The Bone Doll hummed against her belly, low and subtle like a cold breeze. Syra bit her lip. The leshy and her grandfather’s figurine sounded eerily similar.
“They should have sent you with a stronger vidutana,” she said. “I can’t even protect my own clan from that sort of thing.”
She felt Viktor stiffen. “You can’t do it?”
“I told you: I don’t have much magic.”
“But the Bone Doll does.”
“Yes,” she said hesitantly.
“I know you can.” His voice was barely audible. “You have to.”
Syra said nothing more, and soon Viktor began to breathe heavier, sleeping. She let her eyes drift shut even as her fingers ached from gripping the doll. And Syra slept, for a time.
Then the Bone Doll spoke.
Its voice was a rattle, like rabbit bones tossed in the wind.
Its voice was a whistle, the summer wind in the grass.
Its voice was her grandfather’s, chanting to their ancestors.
It spoke only in fragments and in words Syra didn’t understand.
It was inside her head, whispering, whispering, whispering. And then it screamed.
Images flashed in her mind. Men with axes. Branches crushing bone. Leaves rustling. Women digging. Blood trickling along roots. Children humming. The forest turning black.
Gasping, Syra sat upright.
The starlight filtering through the branches was harsh, casting stark shadows on the earth. Above, only two of the Three Dogs were visible. The world unbalanced, she knew instinctively, the prophecy easy and simple for the first time in her life. She clung to that feeling.
Viktor was beside her, upright as well, with his belt knife in his hand. The starlight made his skin look smooth as sealskin. Syra dragged her gaze away. After a moment, Viktor lowered the blade, his expression softening. “Are you all right?”
They were in the lean-to, surrounded by damp leaves. The rain had, blessedly, stopped. The forest was dark, but not dead. No men with axes or women with shovels, nor bloodthirsty trees. Syra wiped the steaming sweat off her brow. “It was just a nightmare.”
“It’s that thing.”
At some point while she slept, Syra had pulled the Bone Doll from her pocket.

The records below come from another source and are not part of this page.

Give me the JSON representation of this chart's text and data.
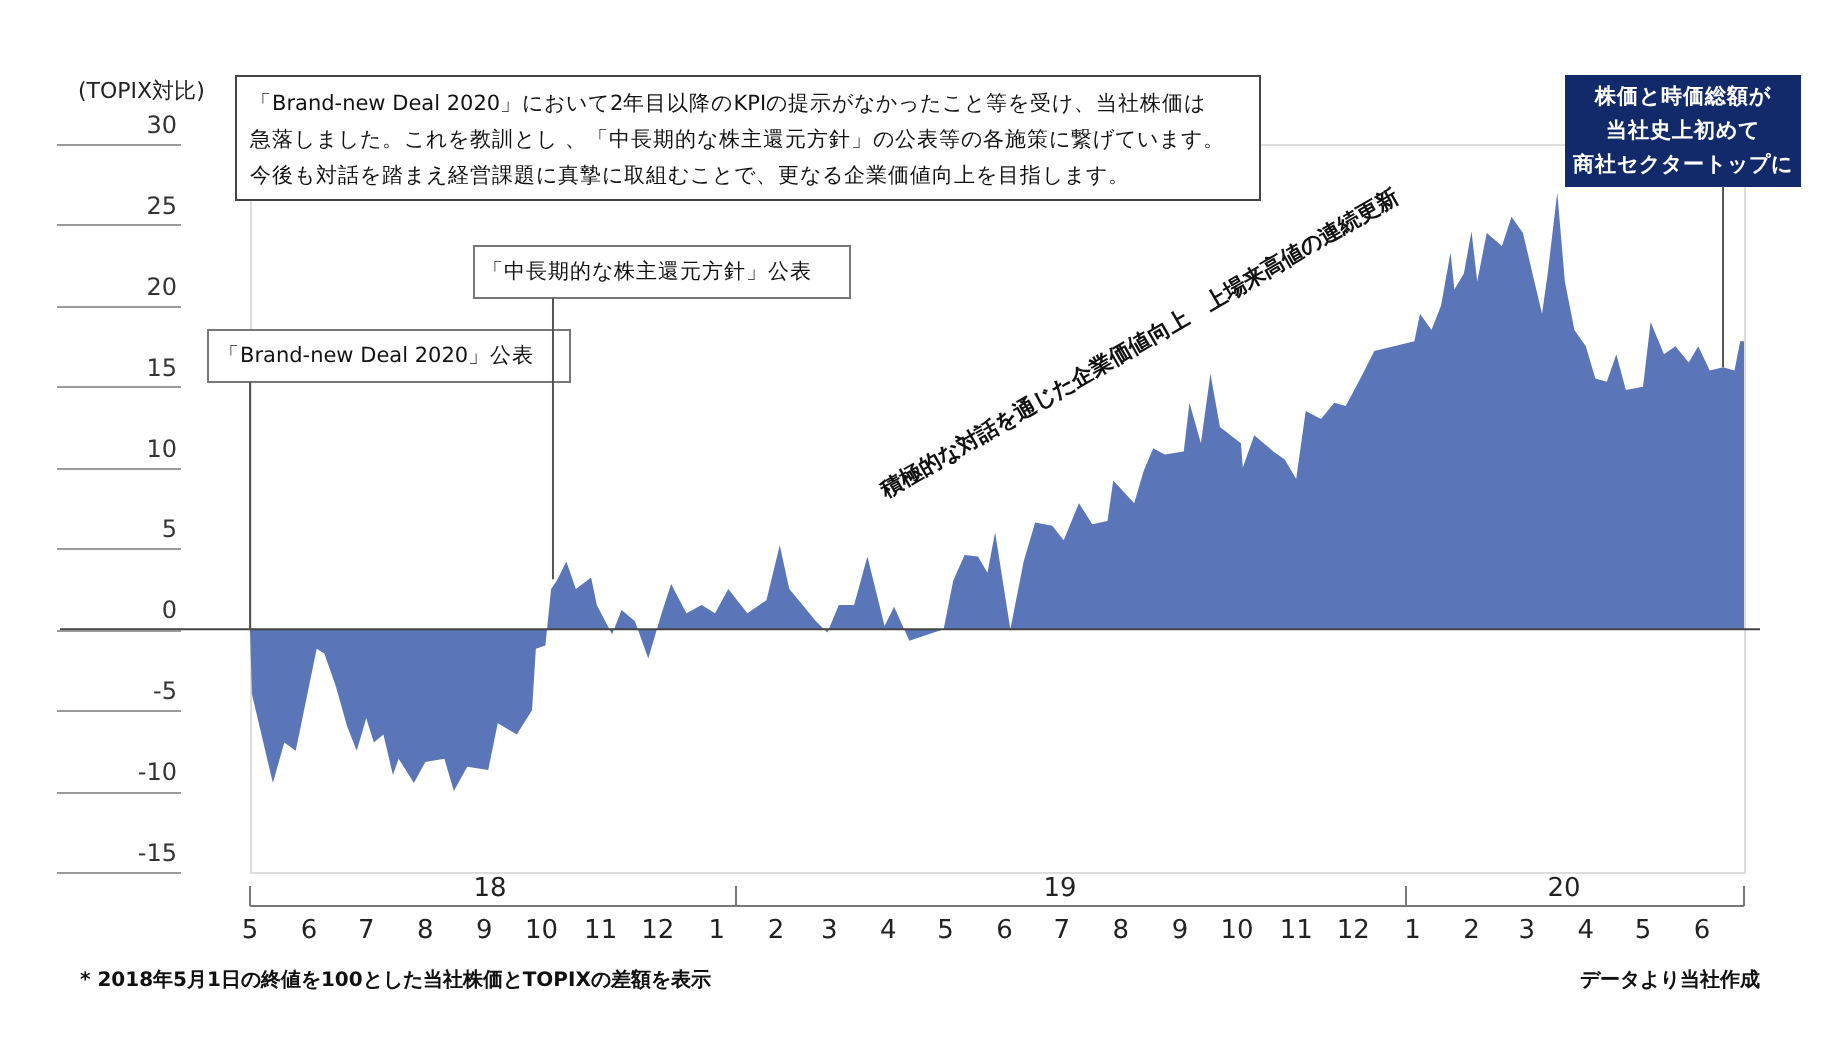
{
  "chart_data": {
    "type": "area",
    "ylabel": "(TOPIX対比)",
    "color": "#5b75b9",
    "x": [
      "2018-05-01",
      "2018-05-02",
      "2018-05-13",
      "2018-05-19",
      "2018-05-25",
      "2018-06-05",
      "2018-06-09",
      "2018-06-15",
      "2018-06-21",
      "2018-06-26",
      "2018-07-01",
      "2018-07-05",
      "2018-07-10",
      "2018-07-15",
      "2018-07-18",
      "2018-07-26",
      "2018-08-01",
      "2018-08-11",
      "2018-08-16",
      "2018-08-23",
      "2018-09-03",
      "2018-09-08",
      "2018-09-18",
      "2018-09-26",
      "2018-09-28",
      "2018-10-03",
      "2018-10-06",
      "2018-10-09",
      "2018-10-14",
      "2018-10-19",
      "2018-10-27",
      "2018-10-30",
      "2018-11-07",
      "2018-11-12",
      "2018-11-19",
      "2018-11-26",
      "2018-12-03",
      "2018-12-08",
      "2018-12-16",
      "2018-12-24",
      "2018-12-31",
      "2019-01-07",
      "2019-01-17",
      "2019-01-27",
      "2019-02-03",
      "2019-02-08",
      "2019-02-15",
      "2019-02-22",
      "2019-02-28",
      "2019-03-06",
      "2019-03-14",
      "2019-03-21",
      "2019-03-30",
      "2019-04-04",
      "2019-04-12",
      "2019-04-30",
      "2019-05-05",
      "2019-05-11",
      "2019-05-18",
      "2019-05-23",
      "2019-05-27",
      "2019-06-04",
      "2019-06-11",
      "2019-06-17",
      "2019-06-26",
      "2019-07-02",
      "2019-07-10",
      "2019-07-17",
      "2019-07-25",
      "2019-07-28",
      "2019-08-08",
      "2019-08-13",
      "2019-08-18",
      "2019-08-24",
      "2019-09-03",
      "2019-09-06",
      "2019-09-12",
      "2019-09-17",
      "2019-09-22",
      "2019-10-03",
      "2019-10-04",
      "2019-10-10",
      "2019-10-20",
      "2019-10-26",
      "2019-11-01",
      "2019-11-06",
      "2019-11-14",
      "2019-11-21",
      "2019-11-27",
      "2019-12-06",
      "2019-12-12",
      "2020-01-02",
      "2020-01-05",
      "2020-01-11",
      "2020-01-16",
      "2020-01-21",
      "2020-01-23",
      "2020-01-28",
      "2020-02-01",
      "2020-02-04",
      "2020-02-09",
      "2020-02-17",
      "2020-02-22",
      "2020-02-28",
      "2020-03-04",
      "2020-03-09",
      "2020-03-12",
      "2020-03-17",
      "2020-03-21",
      "2020-03-26",
      "2020-04-01",
      "2020-04-06",
      "2020-04-12",
      "2020-04-17",
      "2020-04-22",
      "2020-05-01",
      "2020-05-05",
      "2020-05-12",
      "2020-05-18",
      "2020-05-25",
      "2020-05-30",
      "2020-06-05",
      "2020-06-12",
      "2020-06-18",
      "2020-06-21",
      "2020-06-23"
    ],
    "values": [
      0,
      -4,
      -9.5,
      -7,
      -7.5,
      -1.2,
      -1.5,
      -3.5,
      -6,
      -7.5,
      -5.5,
      -7,
      -6.5,
      -9,
      -8,
      -9.5,
      -8.2,
      -8,
      -10,
      -8.5,
      -8.7,
      -5.8,
      -6.5,
      -5,
      -1.2,
      -1,
      2.5,
      3,
      4.2,
      2.5,
      3.2,
      1.5,
      -0.3,
      1.2,
      0.5,
      -1.8,
      1,
      2.8,
      1,
      1.5,
      1,
      2.5,
      1,
      1.8,
      5.2,
      2.5,
      1.5,
      0.5,
      -0.2,
      1.5,
      1.5,
      4.5,
      0.2,
      1.4,
      -0.7,
      0,
      3,
      4.6,
      4.5,
      3.5,
      6,
      0,
      4.2,
      6.6,
      6.4,
      5.5,
      7.8,
      6.5,
      6.7,
      9.2,
      7.8,
      9.8,
      11.2,
      10.8,
      11,
      14,
      11.5,
      15.8,
      12.5,
      11.5,
      10,
      12,
      11,
      10.5,
      9.3,
      13.5,
      13,
      14,
      13.8,
      15.8,
      17.2,
      17.8,
      19.5,
      18.5,
      20,
      23.3,
      21,
      22,
      24.6,
      21.5,
      24.5,
      23.7,
      25.5,
      24.5,
      22,
      19.5,
      22,
      27,
      21.5,
      18.5,
      17.5,
      15.5,
      15.3,
      17,
      14.8,
      15,
      19,
      17,
      17.5,
      16.5,
      17.5,
      16,
      16.2,
      16,
      17.8,
      17.8
    ],
    "xlim": [
      "2018-05-01",
      "2020-06-23"
    ],
    "xticks": [
      {
        "value": "2018-05-01",
        "label": "5"
      },
      {
        "value": "2018-06-01",
        "label": "6"
      },
      {
        "value": "2018-07-01",
        "label": "7"
      },
      {
        "value": "2018-08-01",
        "label": "8"
      },
      {
        "value": "2018-09-01",
        "label": "9"
      },
      {
        "value": "2018-10-01",
        "label": "10"
      },
      {
        "value": "2018-11-01",
        "label": "11"
      },
      {
        "value": "2018-12-01",
        "label": "12"
      },
      {
        "value": "2019-01-01",
        "label": "1"
      },
      {
        "value": "2019-02-01",
        "label": "2"
      },
      {
        "value": "2019-03-01",
        "label": "3"
      },
      {
        "value": "2019-04-01",
        "label": "4"
      },
      {
        "value": "2019-05-01",
        "label": "5"
      },
      {
        "value": "2019-06-01",
        "label": "6"
      },
      {
        "value": "2019-07-01",
        "label": "7"
      },
      {
        "value": "2019-08-01",
        "label": "8"
      },
      {
        "value": "2019-09-01",
        "label": "9"
      },
      {
        "value": "2019-10-01",
        "label": "10"
      },
      {
        "value": "2019-11-01",
        "label": "11"
      },
      {
        "value": "2019-12-01",
        "label": "12"
      },
      {
        "value": "2020-01-01",
        "label": "1"
      },
      {
        "value": "2020-02-01",
        "label": "2"
      },
      {
        "value": "2020-03-01",
        "label": "3"
      },
      {
        "value": "2020-04-01",
        "label": "4"
      },
      {
        "value": "2020-05-01",
        "label": "5"
      },
      {
        "value": "2020-06-01",
        "label": "6"
      }
    ],
    "ylim": [
      -15,
      30
    ],
    "yticks": [
      -15,
      -10,
      -5,
      0,
      5,
      10,
      15,
      20,
      25,
      30
    ],
    "ref_lines": [
      {
        "axis": "y",
        "value": 0,
        "color": "#444444"
      }
    ],
    "annotations": [
      "「Brand-new Deal 2020」において2年目以降のKPIの提示がなかったこと等を受け、当社株価は急落しました。これを教訓とし 、「中長期的な株主還元方針」の公表等の各施策に繋げています。今後も対話を踏まえ経営課題に真摯に取組むことで、更なる企業価値向上を目指します。",
      {
        "text": "「Brand-new Deal 2020」公表",
        "x": "2018-05-01",
        "y": 0
      },
      {
        "text": "「中長期的な株主還元方針」公表",
        "x": "2018-10-07",
        "y": 3.1
      },
      {
        "text": "株価と時価総額が当社史上初めて商社セクタートップに",
        "x": "2020-06-12",
        "y": 16.2
      },
      "積極的な対話を通じた企業価値向上　上場来高値の連続更新",
      "18",
      "19",
      "20",
      "* 2018年5月1日の終値を100とした当社株価とTOPIXの差額を表示",
      "データより当社作成"
    ]
  }
}
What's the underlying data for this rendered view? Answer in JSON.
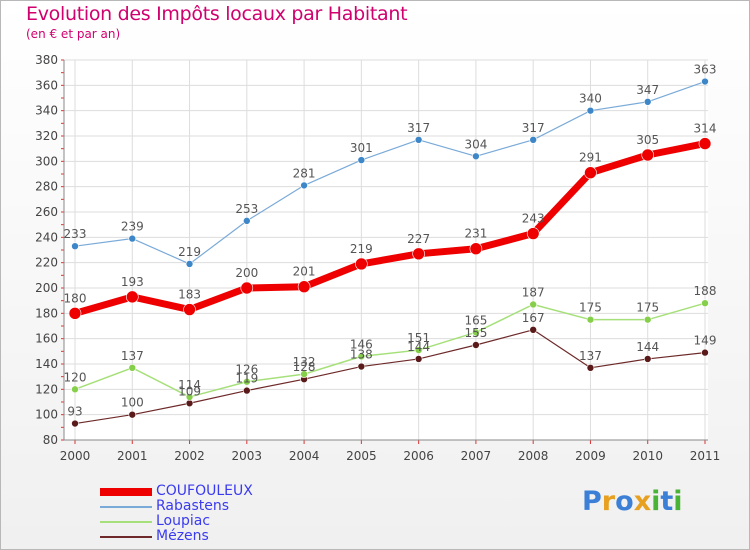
{
  "title": "Evolution des Impôts locaux par Habitant",
  "subtitle": "(en € et par an)",
  "logo": {
    "text": "Proxiti",
    "letters": [
      {
        "ch": "P",
        "color": "#3b7fd6"
      },
      {
        "ch": "r",
        "color": "#e8a020"
      },
      {
        "ch": "o",
        "color": "#3b7fd6"
      },
      {
        "ch": "x",
        "color": "#e8a020"
      },
      {
        "ch": "i",
        "color": "#49b336"
      },
      {
        "ch": "t",
        "color": "#3b7fd6"
      },
      {
        "ch": "i",
        "color": "#49b336"
      }
    ]
  },
  "chart_data": {
    "type": "line",
    "title": "Evolution des Impôts locaux par Habitant",
    "subtitle": "(en € et par an)",
    "x": [
      "2000",
      "2001",
      "2002",
      "2003",
      "2004",
      "2005",
      "2006",
      "2007",
      "2008",
      "2009",
      "2010",
      "2011"
    ],
    "ylim": [
      80,
      380
    ],
    "yticks": [
      80,
      100,
      120,
      140,
      160,
      180,
      200,
      220,
      240,
      260,
      280,
      300,
      320,
      340,
      360,
      380
    ],
    "grid": true,
    "legend_position": "bottom-left",
    "series": [
      {
        "name": "COUFOULEUX",
        "color": "#ee0000",
        "values": [
          180,
          193,
          183,
          200,
          201,
          219,
          227,
          231,
          243,
          291,
          305,
          314
        ]
      },
      {
        "name": "Rabastens",
        "color": "#7aaad8",
        "values": [
          233,
          239,
          219,
          253,
          281,
          301,
          317,
          304,
          317,
          340,
          347,
          363
        ]
      },
      {
        "name": "Loupiac",
        "color": "#a6e07a",
        "values": [
          120,
          137,
          114,
          126,
          132,
          146,
          151,
          165,
          187,
          175,
          175,
          188
        ]
      },
      {
        "name": "Mézens",
        "color": "#6e2a2a",
        "values": [
          93,
          100,
          109,
          119,
          128,
          138,
          144,
          155,
          167,
          137,
          144,
          149
        ]
      }
    ]
  }
}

Now, it lay atop their bedroll like a lapdog, glowing faintly blue and twitching as though dreaming its own dreams. She swallowed against a wave of nausea.
Were these the sorts of nightmares it gave the children it tried to lure away?
The visions it gave the reindeer to induce them into a stampede?
She snatched up the figurine and shoved it in her pocket.
“We should have left it buried,” she said. “It’s too dangerous.”
Viktor lifted his hand as though to touch the doll in its pocket, but he stopped himself. “Is it hurting you?”
“No.” Syra froze. She should pull away so he couldn’t touch the Bone Doll. Yet her belly fluttered at how close they were. He was shirtless and … they had never touched skin to skin. “It was just a nightmare.”
Viktor set his hands on the blanket purposefully as though he, too, was trying to stop himself from touching her. “Lie back down. I’ll tell you another story.”
Turning to face away from him, Syra lay back down and squeezed her eyes shut. The Bone Doll twitched and muttered, but she barely noticed. Instead, all she could think about was how warm the bedroll was – and how touchable Viktor had looked.